On the other hand, I see the value in noting what that work has come to mean to me personally, as an experience.

But! The point here is that Ms. Fadiman clearly thinks carnal lovers are better than the crazily compulsive and disturbed courtly lovers she knows. But the last few lines of the essay bothered me quite a bit, in which George jotted some notes down on the flyleaf and ripped it out and gave it to her.

There's a difference between loving a book, wearing it hard/writing on it/enjoying it to pieces, and using it as a notepad for things you need to hand off to your wife. Ripping pages out in such a manner hardly shows adoration for the work; quite the contrary, to me it seems an utter disregard for the content (even if it is just a flyleaf), since you value it so little as to be using it for a post-it note. Anyway, that's all I'm saying.

1 comment:

Lisa said...

Courtly and inclined to defend your beloved's virtue.

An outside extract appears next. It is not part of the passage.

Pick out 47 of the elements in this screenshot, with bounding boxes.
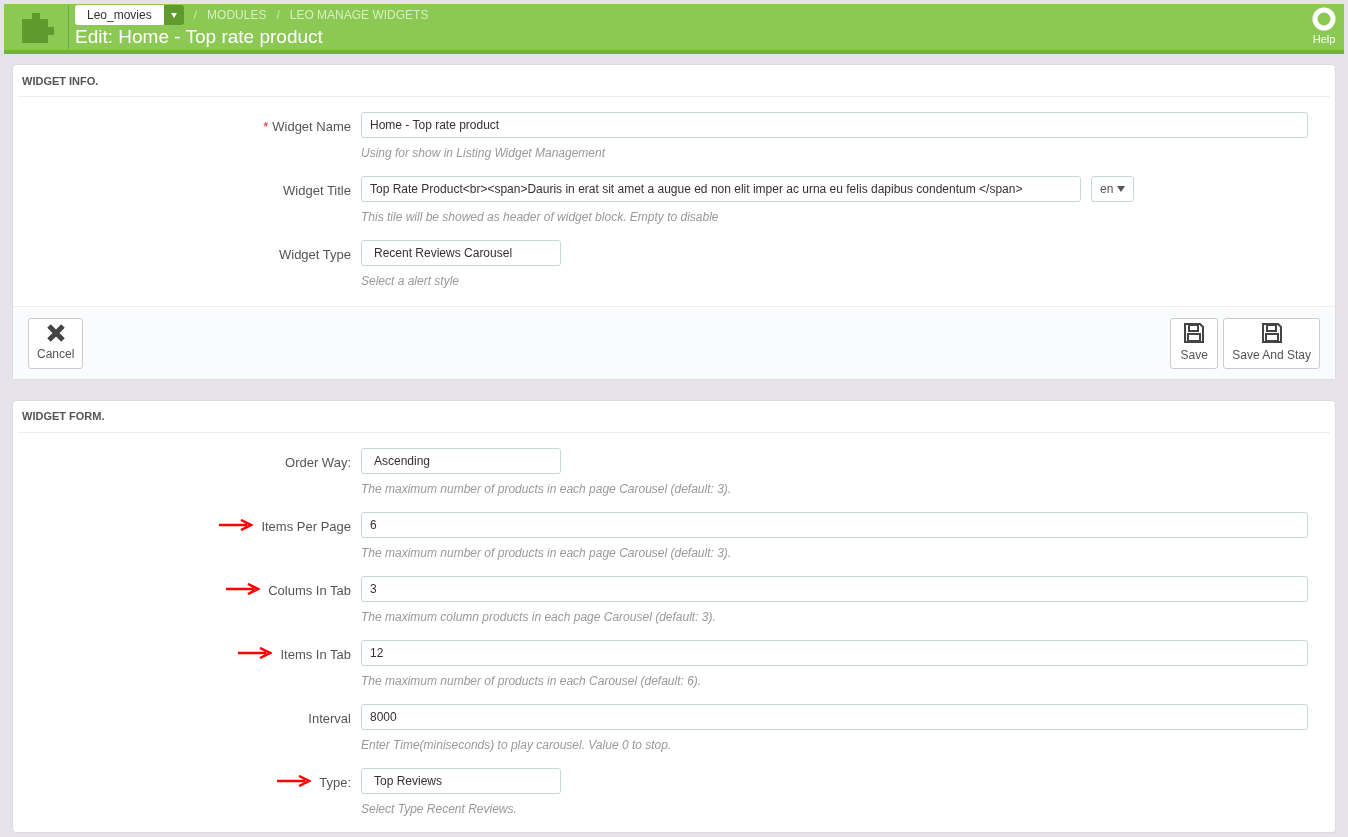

I will write in my books on a first reading, but usually faintly and in pencil so that it can be removed, if necessary. This essay also reminds me of an exchange with my mother in a really cool bookstore in Moab (it's the Back of Beyond bookstore - be sure to check it out of you're ever down there).

They have an impressive collection of rare books behind glass, and we had a fun time seeing what they were worth. My mom said she wished she had a valuable edition of something, and then wondered if she would sell it. I said I would - to me the value of a book lies in its content, not in which printing it came from or how old the paper is. She agreed.

BUT - if I had, like, a copy of Plato that Shakespeare had scribbled all over I would NEVER want to part with that. I guess because the Shakespeare scribbles would be part of the content.